Oberster Ankläger El Salvadors ermordet

■ Designierter Präsident Cristiani und US-Botschafter beschuldigen die FMLN-Guerilla / Bisher unbekannte „Bürgerstreitmacht Gerardo Barrios“ bekennt sich / 71 Menschen von Militär verschleppt

Salvador (wps/afp/taz) - Der oberste Ankläger El Salvadors, Generalstaatsanwalt Roberto Garcia Alvarado, fiel am Mittwoch morgen einem Attentat zum Opfer. Als sein gepanzertes Auto mit kugelsicheren Scheiben bei einer Verkehrsampel anhalten mußte, plazierte ein Unbekannter eine mit einem Magnet versehene Bombe auf das Dach des Fahrzeuges. Der Fahrer und der Leibwächter des 53jährigen Juristen überlebten den Anschlag leicht verletzt.

Garcia war erst im vergangenen Dezember von der Nationalversammlung, in der die rechtsextreme ARENA über die Mehrheit der Sitze verfügt, zum Generalstaatsanwalt ernannt worden.
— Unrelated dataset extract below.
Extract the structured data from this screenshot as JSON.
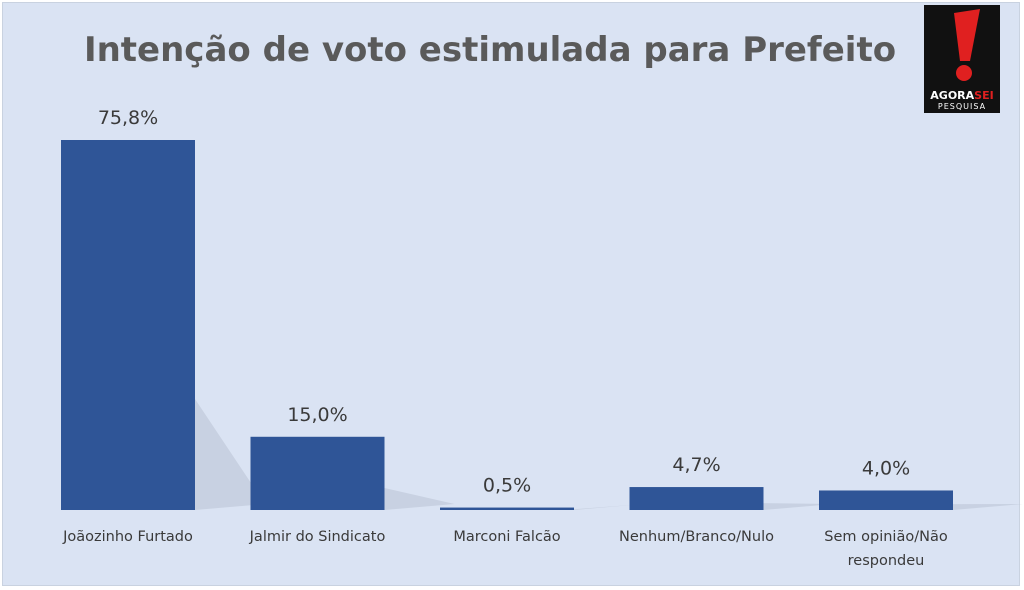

Sein christdemokratischer Vorgänger, Roberto Giron Flores, wurde vom Parlament vor allem deshalb gefeuert, weil er von den USA die Auslieferung eines ehemaligen Offiziers verlangt hatte, der in den Mord an Erzbischof Oscar Arnulfo Romero im März 1980 verwickelt gewesen sein soll. Nach Angaben des früheren US-Botschafters Robert White hatte Roberto d'Aubuisson, Gründer der ARENA, die Ermordung des populären Geistlichen organisiert.

Obwohl Garcia nicht Mitglied der ARENA war, galt er als enger Vertrauter Alfredo Cristianis, des Chefs der rechtsextremen Partei, der vor einem Monat zum neuen Präsidenten El Salvadors gewählt wurde und am 1. Juni sein Amt antreten wird. Garcia hatte eine harte Linie der Justiz vor allem Kampf gegen die Stadtguerilla angekündigt.

Cristiani, der vom Attentat auf Garcia beim Frühstück mit Auslandskorrespondenten erfuhr, machte sofort die FMLN -Guerilla für die Tat verantwortlich: „Das war das Werk der FMLN.“ Nach seiner Ansicht mußte der Generalstaatsanwalt sterben, weil er im März per Dekret den Medien verboten hatte, Aufrufe der Guerilla zum Boykott der Präsidentschaftswahlen zu veröffentlichen. Auch der US -Botschafter in El Salvador, William Walker, lastete den Mord, der eine „rationale, vernünftige Linie im Kampf gegen die barbarischen Aktionen der FMLN“ verfolgt habe, der Guerilla an. Die Guerilla übernahm (bis Redaktionsschluß) keine Verantwortung für das Attentat, dementierte aber auch nicht die vorgebrachten Anschuldigungen. In Anrufen bei Radiosendern in San Salvador hat inzwischen eine bisher unbekannte „Bürgerstreitmacht Gerardo Barrios“ (benannt nach einem Präsidenten des Landes im 19. Jahrhundert) die Verantwortung für den Mord an Garcia übernommen. Die Gruppe bezeichnete sich als „demokratische Kraft“, die sich gegen die Guerilla, aber auch gegen die Machenschaften der ARENA wende.

71 Menschen verschleppt

71 Personen, darunter der Mitarbeiter und Projektkoordinator der in Frankfurt ansäßigen Hilfsorganisation „Medico international“, Thomas Gebauer, wurden am Mittwoch nachmittag in San Salvador von Polizei und Militär festgenommen. Die Personen befanden sich alle im Büro des „Christlichen Komitees für die Vertriebenen“ (CRIPDES), das in der BRD vom „Weltgebetstag“ der Frauen in der evangelischen Kirche finanziert wird. Über den Verbleib der Festgenommenen war bis Donnerstag abend nichts bekannt. „Medico international“ hat das Auswärtige Amt und die Botschaft der Bundesrepublik in El Salvador um eine Initiative gebeten.